7. The linear cutting all-in-one machine according to claim 4, characterized in that, The first wire guide wheel and the second wire guide wheel are respectively connected with a tension detection mechanism used for detecting and adjusting tension of the first cutting wire or the second cutting wire, the tension detection mechanism comprises a tension sensor arranged on the first wire guide wheel or the second wire guide wheel and a tension driving unit associated with the tension sensor and used for performing tension adjustment.
8. The wire cutting all-in-one machine according to claim 7, characterized in that, The tension driving unit comprises a tension driving part transversely arranged on a top of the wheel shaft support and a connecting rod assembly connected with the tension driving part to drive the first wire guide wheel or the second wire guide wheel to generate position change. The first wire guide wheel and the second wire guide wheel are respectively connected with a wire guide wheel moving structure used for driving the first wire guide wheel or the second wire guide wheel to longitudinally translate to adjust an in-wire position and an out-wire position of the second cutting wire. The wire guide wheel moving structure comprises a frame body arranged on the cutting frame, a moving guide rail longitudinally arranged on a top of the frame body, a moving slider arranged on a bottom of the wheel shaft support and connected with the moving guide rail, and a moving driving part used for driving the moving slider to longitudinally move along the moving guide rail to drive the first wire guide wheel or the second wire guide wheel to longitudinally move.

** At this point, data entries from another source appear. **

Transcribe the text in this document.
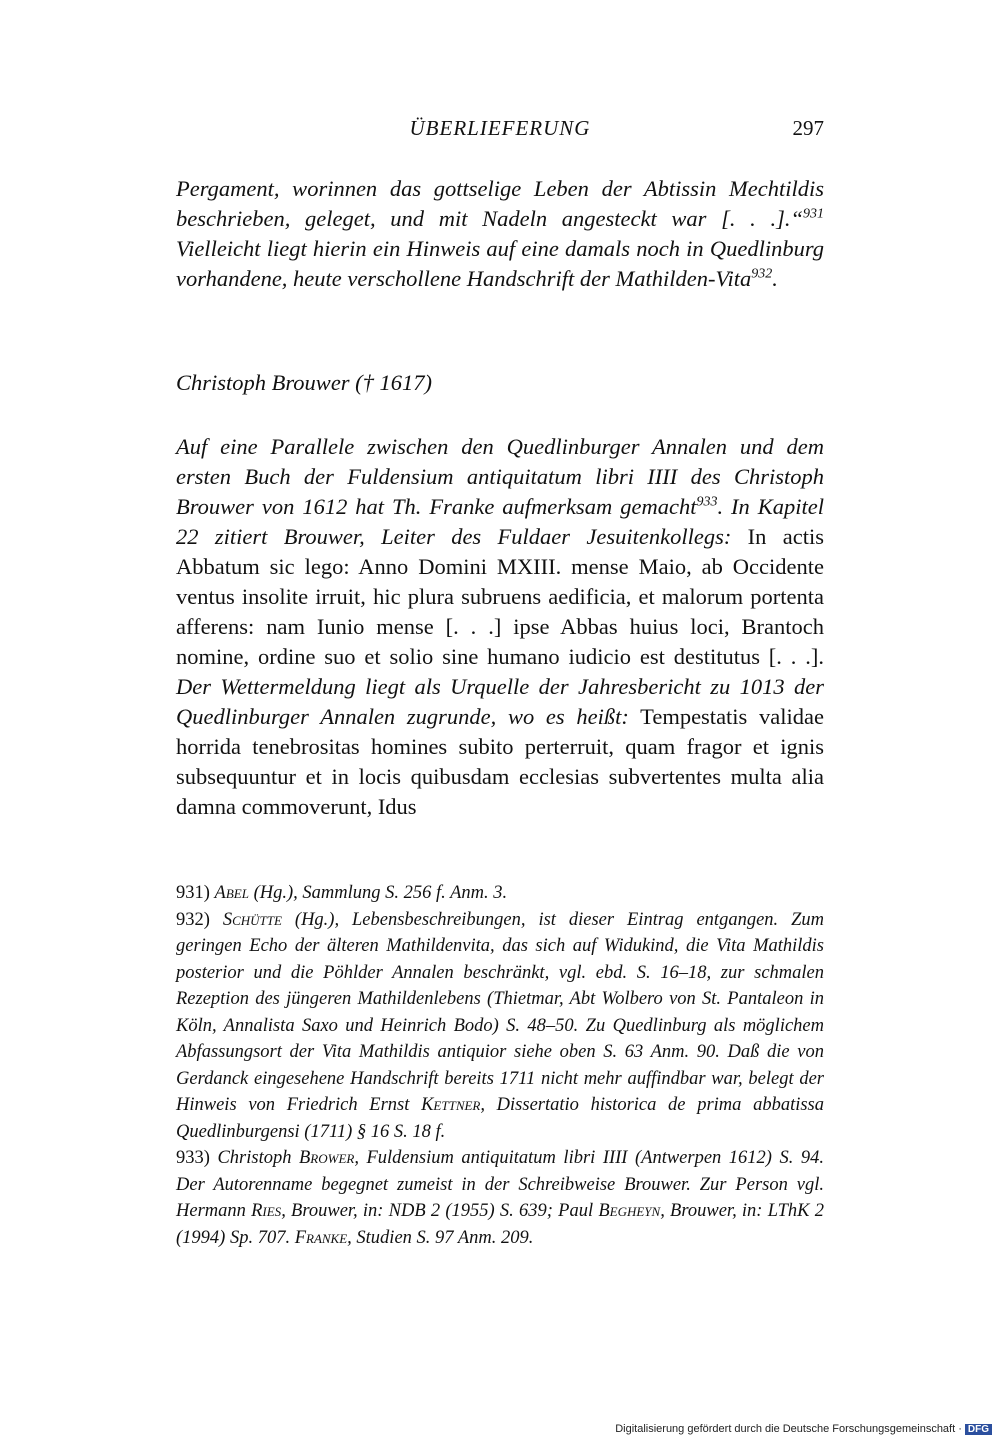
ÜBERLIEFERUNG	297
Pergament, worinnen das gottselige Leben der Abtissin Mechtildis beschrieben, geleget, und mit Nadeln angesteckt war [. . .].“$^{931}$ Vielleicht liegt hierin ein Hinweis auf eine damals noch in Quedlinburg vorhandene, heute verschollene Handschrift der Mathilden-Vita$^{932}$.
Christoph Brouwer († 1617)
Auf eine Parallele zwischen den Quedlinburger Annalen und dem ersten Buch der Fuldensium antiquitatum libri IIII des Christoph Brouwer von 1612 hat Th. Franke aufmerksam gemacht$^{933}$. In Kapitel 22 zitiert Brouwer, Leiter des Fuldaer Jesuitenkollegs: In actis Abbatum sic lego: Anno Domini MXIII. mense Maio, ab Occidente ventus insolite irruit, hic plura subruens aedificia, et malorum portenta afferens: nam Iunio mense [. . .] ipse Abbas huius loci, Brantoch nomine, ordine suo et solio sine humano iudicio est destitutus [. . .]. Der Wettermeldung liegt als Urquelle der Jahresbericht zu 1013 der Quedlinburger Annalen zugrunde, wo es heißt: Tempestatis validae horrida tenebrositas homines subito perterruit, quam fragor et ignis subsequuntur et in locis quibusdam ecclesias subvertentes multa alia damna commoverunt, Idus

931) Abel (Hg.), Sammlung S. 256 f. Anm. 3.

932) Schütte (Hg.), Lebensbeschreibungen, ist dieser Eintrag entgangen. Zum geringen Echo der älteren Mathildenvita, das sich auf Widukind, die Vita Mathildis posterior und die Pöhlder Annalen beschränkt, vgl. ebd. S. 16–18, zur schmalen Rezeption des jüngeren Mathildenlebens (Thietmar, Abt Wolbero von St. Pantaleon in Köln, Annalista Saxo und Heinrich Bodo) S. 48–50. Zu Quedlinburg als möglichem Abfassungsort der Vita Mathildis antiquior siehe oben S. 63 Anm. 90. Daß die von Gerdanck eingesehene Handschrift bereits 1711 nicht mehr auffindbar war, belegt der Hinweis von Friedrich Ernst Kettner, Dissertatio historica de prima abbatissa Quedlinburgensi (1711) § 16 S. 18 f.

933) Christoph Brower, Fuldensium antiquitatum libri IIII (Antwerpen 1612) S. 94. Der Autorenname begegnet zumeist in der Schreibweise Brouwer. Zur Person vgl. Hermann Ries, Brouwer, in: NDB 2 (1955) S. 639; Paul Begheyn, Brouwer, in: LThK 2 (1994) Sp. 707. Franke, Studien S. 97 Anm. 209.

Digitalisierung gefördert durch die Deutsche Forschungsgemeinschaft · DFG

9. The linear cutting all-in-one machine according to claim 4, characterized in that, The cutting frame is further provided with a first auxiliary wheel between the first wire guide wheel and the first cutting wheel, and a second auxiliary wheel between the second wire guide wheel and the second cutting wheel, the first and second auxiliary wheels being provided with a plurality of second wire grooves corresponding to the first wire grooves; the second cutting wire is sequentially arranged around the first winding device, the first wire guide wheel, the first auxiliary wheel, the first cutting wheel, the second cutting wheel, the second auxiliary wheel, the second wire guide wheel and the second winding device to form the multi-wire cutting wire saw.
10. The wire saw all-in-one machine according to claim 1, characterized in that, The cutting unit further comprises a cutting frame swinging device for swinging cutting of the workpiece.
11. The wire saw all-in-one machine according to claim 10, characterized in that, The cutting frame swinging device comprises an arc-shaped guide rail arranged on the top of the cutting mounting structure, an arc-shaped sliding block connected to the arc-shaped guide rail and arranged on the cutting frame, and a swinging driving structure for driving the arc-shaped sliding block to move along the arc-shaped guide rail to swing the cutting frame left and right.
12. The wire cutting all-in-one machine according to claim 1, characterized in that, The working area is provided with a supporting assembly for carrying the workpiece for cutting operation.
13. The wire saw all-in-one machine according to claim 12, characterized in that, The supporting assembly comprises a carrying table for placing the workpiece and a carrying table moving mechanism for driving the carrying table to longitudinally move to feed the workpiece.
14. The wire saw all-in-one machine according to claim 13, characterized in that, The carrying table moving mechanism comprises a workpiece carrier arranged across the first guide rail and connected to the carrying table, and a workpiece translation mechanism for driving the workpiece carrier to longitudinally move on the first guide rail.
15. The wire saw all-in-one machine according to claim 14, characterized in that, The supporting assembly further comprises a carrying table rotating mechanism arranged below the carrying table for driving the carrying table to rotate to switch the cutting direction.